Eglises d'Asie – Vietnam
Les autorités essaient de se rallier le patriarche du bouddhisme unifié, mais lancent une campagne virulente contre son second dans la hiérarchie
Publié le 18/03/2010
Dans la matinée du 29 août dernier, le général de police Trân Tu, spécialement chargé, au niveau national, de la surveillance des religions, est venu rendre visite au patriarche du bouddhisme unifié, Thich Huyên Quang, en résidence surveillée dans la pagode de Nguyên Thiêu, province de Binh Dinh. Il était accompagné de personnalités policières régionales, d’un photographe et d’un cameraman. Dans les propos tenus par le policier durant l’entretien qui a duré 45 minutes, menaces et paroles positives se sont succédé. Le général a d’abord manifesté son irritation devant l’aide apportée par le vénérable Thich Quang Dô au mouvement des paysans spoliés (1), une aide, a-t-il précisé, visant à les inciter à manifester contre le gouvernement. Il a accusé le bouddhisme unifié de faire de la politique antigouvernementale, en appelant de ses vœux démocratie et pluralisme, ou en exigeant l’abolition de l’article 4 de la Constitution qui déclare « le Parti communiste, force dirigeante de la société vietnamienne », autant d’allusions à des déclarations du religieux datant de 1993 et de 2001. Par ailleurs, le général a interdit au patriarche d’organiser un congrès général du bouddhisme dans sa pagode de Nguyên Thiêu, comme cela avait été le cas en 2003 avec la participation d’une délégation de Saigon, menée par Thich Quang Dô. Il a aussi été signifié au patriarche que seuls des visiteurs se déplaçant individuellement avaient le droit de le rencontrer.

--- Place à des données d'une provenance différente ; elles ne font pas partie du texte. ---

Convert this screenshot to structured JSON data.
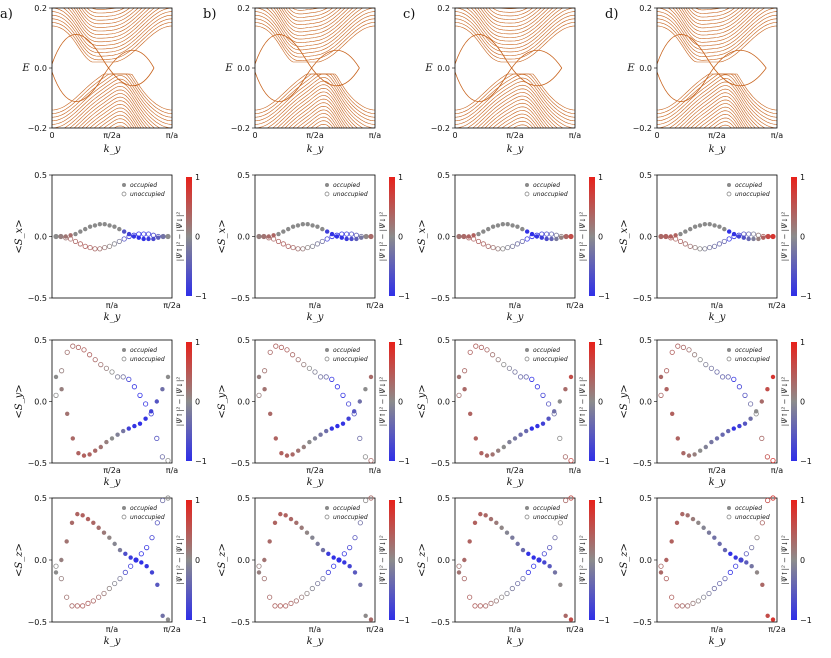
{
  "figure": {
    "panel_labels": [
      "a)",
      "b)",
      "c)",
      "d)"
    ],
    "legend_occupied": "occupied",
    "legend_unoccupied": "unoccupied",
    "colorbar_label": "|Ψ↑|² − |Ψ↓|²",
    "colorbar_ticks": [
      "1",
      "0",
      "−1"
    ],
    "colors": {
      "bands": "#c8641e",
      "occupied": "#8a8a8a",
      "unoccupied": "#7a7a7a",
      "cmap_top": "#e8201a",
      "cmap_mid": "#8c8c8c",
      "cmap_bottom": "#2f2fe8"
    }
  },
  "chart_data": [
    {
      "type": "band-structure",
      "row": 0,
      "title": "",
      "xlabel": "k_y",
      "ylabel": "E",
      "ylim": [
        -0.2,
        0.2
      ],
      "yticks": [
        "0.2",
        "0.0",
        "−0.2"
      ],
      "xticks": [
        "0",
        "π/2a",
        "π/a"
      ],
      "columns": [
        {
          "label": "a)",
          "node_shift": 0.0,
          "bump_right": 0.65
        },
        {
          "label": "b)",
          "node_shift": 0.02,
          "bump_right": 0.75
        },
        {
          "label": "c)",
          "node_shift": 0.04,
          "bump_right": 0.5
        },
        {
          "label": "d)",
          "node_shift": 0.06,
          "bump_right": 0.7
        }
      ]
    },
    {
      "type": "scatter",
      "row": 1,
      "component": "x",
      "ylabel": "<S_x>",
      "xlabel": "k_y",
      "ylim": [
        -0.5,
        0.5
      ],
      "yticks": [
        "0.5",
        "0.0",
        "−0.5"
      ],
      "xticks": [
        "π/a",
        "π/2a"
      ],
      "series": [
        {
          "name": "occupied",
          "values": [
            0.0,
            0.0,
            0.0,
            0.01,
            0.02,
            0.04,
            0.06,
            0.08,
            0.09,
            0.1,
            0.1,
            0.09,
            0.08,
            0.06,
            0.04,
            0.02,
            0.0,
            -0.01,
            -0.02,
            -0.02,
            -0.02,
            -0.01,
            0.0,
            0.0
          ]
        },
        {
          "name": "unoccupied",
          "values": [
            0.0,
            0.0,
            -0.01,
            -0.02,
            -0.04,
            -0.06,
            -0.08,
            -0.09,
            -0.1,
            -0.1,
            -0.09,
            -0.08,
            -0.06,
            -0.04,
            -0.02,
            0.0,
            0.01,
            0.02,
            0.02,
            0.02,
            0.01,
            0.0,
            0.0,
            0.0
          ]
        }
      ]
    },
    {
      "type": "scatter",
      "row": 2,
      "component": "y",
      "ylabel": "<S_y>",
      "xlabel": "k_y",
      "ylim": [
        -0.5,
        0.5
      ],
      "yticks": [
        "0.5",
        "0.0",
        "−0.5"
      ],
      "xticks": [
        "π/2a",
        "π/a"
      ],
      "series": [
        {
          "name": "occupied",
          "values": [
            0.2,
            0.1,
            -0.1,
            -0.3,
            -0.42,
            -0.44,
            -0.43,
            -0.4,
            -0.37,
            -0.33,
            -0.3,
            -0.27,
            -0.24,
            -0.22,
            -0.2,
            -0.18,
            -0.14,
            -0.08,
            0.0,
            0.1,
            0.2
          ]
        },
        {
          "name": "unoccupied",
          "values": [
            0.05,
            0.25,
            0.4,
            0.45,
            0.44,
            0.42,
            0.38,
            0.34,
            0.3,
            0.27,
            0.24,
            0.2,
            0.2,
            0.18,
            0.12,
            0.05,
            -0.02,
            -0.1,
            -0.3,
            -0.45,
            -0.48
          ]
        }
      ]
    },
    {
      "type": "scatter",
      "row": 3,
      "component": "z",
      "ylabel": "<S_z>",
      "xlabel": "k_y",
      "ylim": [
        -0.5,
        0.5
      ],
      "yticks": [
        "0.5",
        "0.0",
        "−0.5"
      ],
      "xticks": [
        "π/a",
        "π/2a"
      ],
      "series": [
        {
          "name": "occupied",
          "values": [
            -0.1,
            0.0,
            0.15,
            0.3,
            0.37,
            0.36,
            0.33,
            0.3,
            0.26,
            0.22,
            0.18,
            0.13,
            0.08,
            0.05,
            0.02,
            0.0,
            -0.02,
            -0.05,
            -0.1,
            -0.2,
            -0.45,
            -0.48
          ]
        },
        {
          "name": "unoccupied",
          "values": [
            -0.05,
            -0.15,
            -0.3,
            -0.37,
            -0.37,
            -0.37,
            -0.35,
            -0.33,
            -0.3,
            -0.27,
            -0.23,
            -0.19,
            -0.15,
            -0.1,
            -0.05,
            0.0,
            0.05,
            0.1,
            0.18,
            0.3,
            0.48,
            0.5
          ]
        }
      ]
    }
  ]
}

A la fin de l’entretien, le ton s’est radouci et le général Trân Tu a invité le patriarche à se rendre à Hanoi pour y rencontrer le Premier ministre Nguyên Tân Dung, spécifiant que cela pouvait se faire à plusieurs époques différentes et qu’il pourrait rester dans la capitale le temps qu’il voudrait. Il l’a ensuite invité à venir présider l’assemblée annuelle de l’Eglise bouddhiste du Vietnam, patronnée par l’Etat, qui est prévue pour la fin de l’année. Le patriarche ayant fait état de la faiblesse de sa santé actuelle, le général a répondu qu’un avion et une équipe médicale seraient à sa disposition.
Cette tentative de rallier le patriarche du bouddhisme unifié à ses côtés est loin d’avoir arrêté la campagne menée à l’encontre du recteur de l’Institut de propagation du Dharma, campagne initiée au mois d’août dernier avec un premier article dans le Nhân Dân. Plusieurs dizaines d’autres se sont succédé sur tous les grands titres de la presse vietnamienne, contrôlée par l’Etat. Ces journaux officiels reprochent au religieux d’encourager le mouvement des paysans spoliés à devenir un mouvement politique s’opposant à l’Etat. Ces attaques ont été accompagnées de prétendues révélations sur le passé du religieux visant à lui faire perdre son crédit.
Les réactions du bouddhisme unifié, dans le pays et dans la diaspora vietnamienne, ont été très nombreuses et passionnées ; des soutiens extérieurs de milieux diplomatiques, y compris l’ambassade américaine, lui ont été apportés. Les responsables bouddhistes ont mesuré les risques que faisait courir à leur Eglise une telle campagne et se sont assurés de l’avenir en créant un deuxième bureau de l’Institut de propagation du Dharma à l’étranger. Cette campagne contre le bouddhisme unifié a eu pour résultat de laisser dans l’ombre les derniers développements du mouvement des paysans spoliés.